If you tend to be on the Eeyore side of the optimism scale, all this news about optimism could make you, um, even more pessimistic about your own prospects. But optimism is a teachable skill, one that you can even teach yourself, according to a paper published in the Journal of Positive Psychology.
The authors analyzed 29 different studies on optimism interventions, encompassing a total of more than 3,300 participants. Broadly speaking, the participants in those studies who went through some sort of intervention—including meditation, mindfulness training, stress-management training, and cognitive behavioral therapy—saw greater increases in their levels of optimism than members of the various control groups.

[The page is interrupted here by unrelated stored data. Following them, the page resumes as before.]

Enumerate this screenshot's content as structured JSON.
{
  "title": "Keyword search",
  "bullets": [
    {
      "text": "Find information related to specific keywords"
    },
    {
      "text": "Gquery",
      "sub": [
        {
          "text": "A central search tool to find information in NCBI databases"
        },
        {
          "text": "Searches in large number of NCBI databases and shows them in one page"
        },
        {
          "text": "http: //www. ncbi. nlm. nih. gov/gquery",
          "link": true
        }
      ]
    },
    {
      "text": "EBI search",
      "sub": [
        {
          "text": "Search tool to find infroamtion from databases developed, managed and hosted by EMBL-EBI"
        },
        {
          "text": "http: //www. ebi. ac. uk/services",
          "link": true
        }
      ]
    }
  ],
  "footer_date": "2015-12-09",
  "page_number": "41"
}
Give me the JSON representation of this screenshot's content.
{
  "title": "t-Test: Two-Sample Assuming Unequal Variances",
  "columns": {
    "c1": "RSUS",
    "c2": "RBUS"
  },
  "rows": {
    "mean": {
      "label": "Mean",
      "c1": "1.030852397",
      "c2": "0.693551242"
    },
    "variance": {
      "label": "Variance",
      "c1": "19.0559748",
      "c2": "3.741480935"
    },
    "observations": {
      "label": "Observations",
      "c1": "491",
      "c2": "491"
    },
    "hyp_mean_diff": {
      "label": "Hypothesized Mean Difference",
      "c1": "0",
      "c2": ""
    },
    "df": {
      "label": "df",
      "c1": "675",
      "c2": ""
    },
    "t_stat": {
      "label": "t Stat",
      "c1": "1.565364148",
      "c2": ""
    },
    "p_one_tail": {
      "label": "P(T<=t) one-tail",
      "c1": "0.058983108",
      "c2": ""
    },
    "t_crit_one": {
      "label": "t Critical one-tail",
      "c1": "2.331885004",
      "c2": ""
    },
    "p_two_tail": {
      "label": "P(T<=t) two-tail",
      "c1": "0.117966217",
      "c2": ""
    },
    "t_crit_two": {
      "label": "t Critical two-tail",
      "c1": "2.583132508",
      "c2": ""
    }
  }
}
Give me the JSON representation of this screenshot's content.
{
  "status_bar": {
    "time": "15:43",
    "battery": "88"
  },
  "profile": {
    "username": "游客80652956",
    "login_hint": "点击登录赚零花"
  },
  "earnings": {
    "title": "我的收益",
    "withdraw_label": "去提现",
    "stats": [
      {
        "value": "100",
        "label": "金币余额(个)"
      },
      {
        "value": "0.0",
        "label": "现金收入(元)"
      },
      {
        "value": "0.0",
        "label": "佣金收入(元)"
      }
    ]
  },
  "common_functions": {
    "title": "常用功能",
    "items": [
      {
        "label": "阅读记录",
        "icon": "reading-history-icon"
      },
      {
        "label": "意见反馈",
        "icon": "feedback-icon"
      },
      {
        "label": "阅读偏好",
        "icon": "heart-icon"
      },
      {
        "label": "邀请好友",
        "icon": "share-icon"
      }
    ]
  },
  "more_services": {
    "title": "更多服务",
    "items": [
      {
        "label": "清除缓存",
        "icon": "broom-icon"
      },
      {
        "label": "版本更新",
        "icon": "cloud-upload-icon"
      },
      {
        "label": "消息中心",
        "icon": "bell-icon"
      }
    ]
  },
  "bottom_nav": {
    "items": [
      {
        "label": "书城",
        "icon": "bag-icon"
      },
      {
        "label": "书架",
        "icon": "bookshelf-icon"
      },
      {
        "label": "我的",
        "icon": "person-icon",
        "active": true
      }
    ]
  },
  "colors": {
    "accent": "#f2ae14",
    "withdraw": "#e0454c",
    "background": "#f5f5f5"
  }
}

Thirty-five percent of your disposition is not genetic, so you can shift towards more optimism, with some effort.
One of the most effective techniques was something called the Best Possible Self exercise. Here’s how it works: Whatever life’s perceived limitations, frustrations or problems, take time to write down and imagine the ideal you. “Where would you like to be five years from now” is a common interview question and also a great standard to live by. By challenging your vision and imagination, it can foster a more positive mindset.
But there are limits. Dr Joan Costa-i-Font, a professor of health economics at the London School of Economics, believes that a large proportion of someone’s optimism is genetic, just like intelligence is. “A big share of it is down to genes,” he told inews in the U.K. “But 35 per cent is not, so while I don’t believe you can transform from a pessimist into an optimist, you can shift towards more optimism, with some effort.”
Another technique is to write down counterarguments to negative feelings about the world to get a sense of balance. Researchers say we often distort reality in our own minds, taking one negative thing and extrapolating and generalizing. In this world today—with all the craziness and social media amplifying craziness—this is an essential skill for maintaining equilibrium.
And if you can do that, then there’s a good chance we’ll be seeing you at 90!